Plus proche d’une gauche traditionnelle, son aînée quinqua Rabia invoque les mânes de 1789 et du Front populaire. « Faut qu’on leur dise “ce sont vos combats historiques et nous on est dedans”. Mon père, on est allé le chercher pour bosser dans les mines du Pas-de-Calais. On fait partie de leur histoire. Il faut les ramener à leurs propres contradictions. » L’envolée traduit une hésitation : qui sont les Français, « eux » ou « nous » ? Nombre d’intervenants accablent une élite parasitaire qui détournerait l’attention sur le voile et les musulmans « boucs émissaires comme l’étaient les juifs », afin de grignoter nos acquis sociaux. Ici et là, on devine un malaise identitaire, que la véhémente Samia formule avec un fort accent camarguais : « Je suis marocaine née à Lunel, donc je suis française d’origine marocaine. En fait, notre pays, c’est la mer. » La salle s’esclaffe. Muet, je songe au récit de Magyd Cherfi, Ma part de Gaulois. Le chanteur de Zebda y raconte sa jeunesse en cité toulousaine au tournant des années 1970. En plein porte-à-faux identitaire, ce fils de modestes immigrés kabyles s’attirait les quolibets de ses voisins (« français ! », « pédé ! ») par son amour des lettres. L’un de ses amis, beur militant LCR, se faisait également montrer du doigt pour délit d’assimilation. Quarante ans plus tard, la nouvelle gauche recycle la mélasse indigéniste où peuvent barboter à loisir tous ceux qui refusent haut et clair de se fondre dans le creuset français.

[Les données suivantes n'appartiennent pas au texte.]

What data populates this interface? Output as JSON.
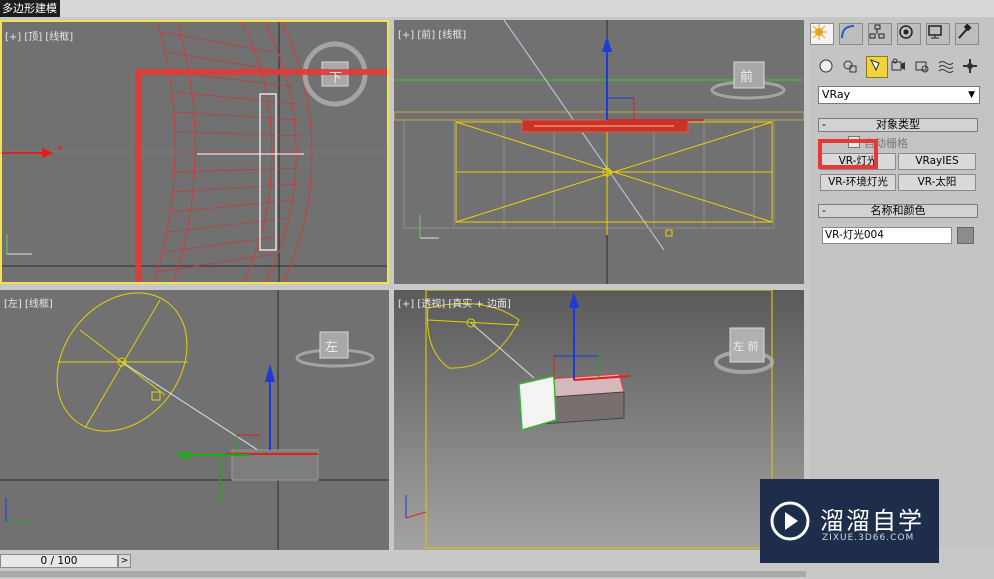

Cependant, si Samia, ex-gendarmette, agonit la République de reproches, elle n’épargne pas son autre patrie. « Quand je vois Mohamed VI donner de l’argent pour des fêtes juives… La France ne donne pas un centime pour les fêtes de l’Aïd. Ils mangent nos gâteaux, mais ils ne nous aident pas ! » Éclat de rire général. Eux et nous, le retour. Entre autres récriminations, Samia se plaint de ne jamais avoir obtenu de logement social à Lunel, contrairement aux « Espagnols et Italiens venus d’autres pays ». La préférence nationale, vite ! Sa conclusion en glacerait plus d’un : « Les attentats en France, c’est téléguidé. Des petits faibles qu’on drogue et qu’on endoctrine pour aller taper le Bataclan. C’est que du fake ! » Un ange passe. Après le lamento d’un quadra jadis « contrôlé par la police quatre ou cinq fois par jour », Pauline, 19 ans, bafouille : « Les Français, ça les effraie la différence. » En fin de soirée, la mère de Pauline me raconte la conversion de sa fille à l’islam par le biais d’amis musulmans. Inquiets, ses athées de parents ne savaient quoi en penser. L’imam de Lunel les a rassurés. Apparemment épanouie, Pauline n’a pas renoncé aux vêtements moulants. Pourvu que ça dure.